Although Africa’s many problems negatively impact its ability to feed itself, Africans remain a people of hope. However, it is not enough just to have hope. Africans must act and act fast, in collaboration with the international community, to eradicate hunger in the future.
A key ingredient will be the alleviation of poverty, both rural and urban, which will enable more people to adequately access food. It is a given that no meaningful economic growth can occur in an undemocratic environment and without adequate infra-structure in place. African leaders have a responsibility to implement policies that foster democracy, which will result in greater social and economic development due to a decrease in human rights violations, thus creating an environment for greater economic investment, both domestic and foreign.

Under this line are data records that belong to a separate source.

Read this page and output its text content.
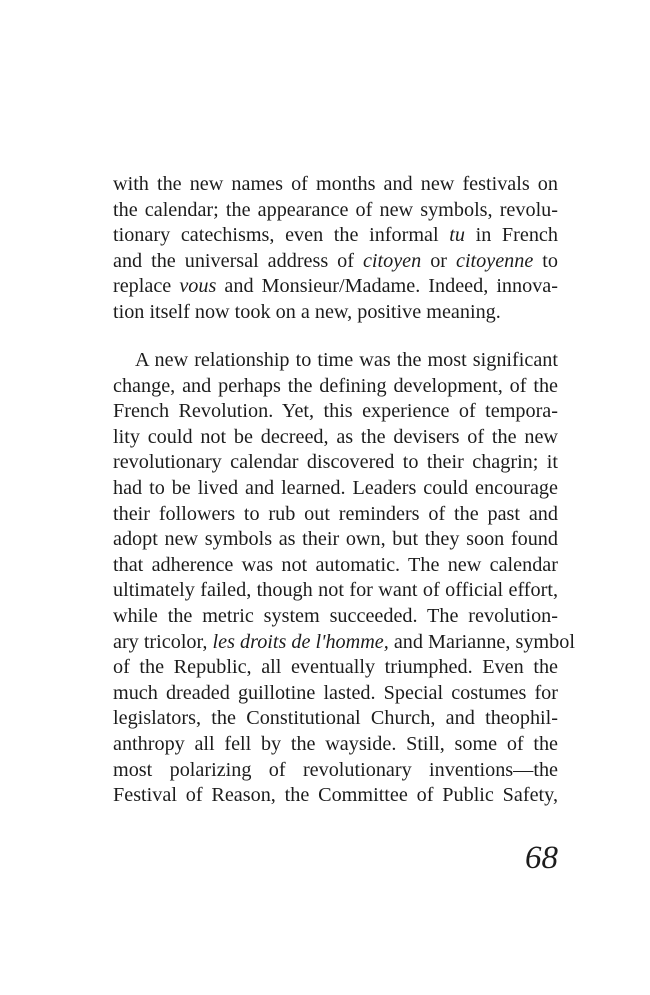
with the new names of months and new festivals on
the calendar; the appearance of new symbols, revolu-
tionary catechisms, even the informal tu in French
and the universal address of citoyen or citoyenne to
replace vous and Monsieur/Madame. Indeed, innova-
tion itself now took on a new, positive meaning.
A new relationship to time was the most significant
change, and perhaps the defining development, of the
French Revolution. Yet, this experience of tempora-
lity could not be decreed, as the devisers of the new
revolutionary calendar discovered to their chagrin; it
had to be lived and learned. Leaders could encourage
their followers to rub out reminders of the past and
adopt new symbols as their own, but they soon found
that adherence was not automatic. The new calendar
ultimately failed, though not for want of official effort,
while the metric system succeeded. The revolution-
ary tricolor, les droits de l'homme, and Marianne, symbol
of the Republic, all eventually triumphed. Even the
much dreaded guillotine lasted. Special costumes for
legislators, the Constitutional Church, and theophil-
anthropy all fell by the wayside. Still, some of the
most polarizing of revolutionary inventions—the
Festival of Reason, the Committee of Public Safety,
68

Agriculture continues to play an integral role in the economies of most African countries. As such, it is imperative that Governments take actions that will promote rural and agricultural development. Some viable options include upgrading subsistence agriculture to increase food production, improving the capacity of the human capital to participate in trade and utilizing production enhancement technologies such as biotechnology, increasing rural access to land, labour and credit, and providing better infrastructure and social services in rural areas.
In order to reduce a vulnerability to food shortages, caused by natural disasters, it will be necessary for African Governments to improve infrastructure, especially with regards to early warning systems and food distribution. Furthermore, countries will always need to maintain strategic national food reserves through effective production, preservation and processing.
The contribution to be made by empowering women cannot be emphasized enough. According to Joachim von Braun, women increase staple food-crop yield by 22 per cent when women farmers obtain the same levels of education, experience, access to farm extension services and inputs as their male counterparts. This is particularly important since women play a central role as producers of food, managers of natural resources, income-earners and caretakers of food and nutrition security.30
Finally, having implemented all these proposals, Africans will have placed themselves in a better position to effectively achieve freedom from hunger in a manner that is socially, economically, politically and environmentally sustainable and able to enhance the international standing of the continent.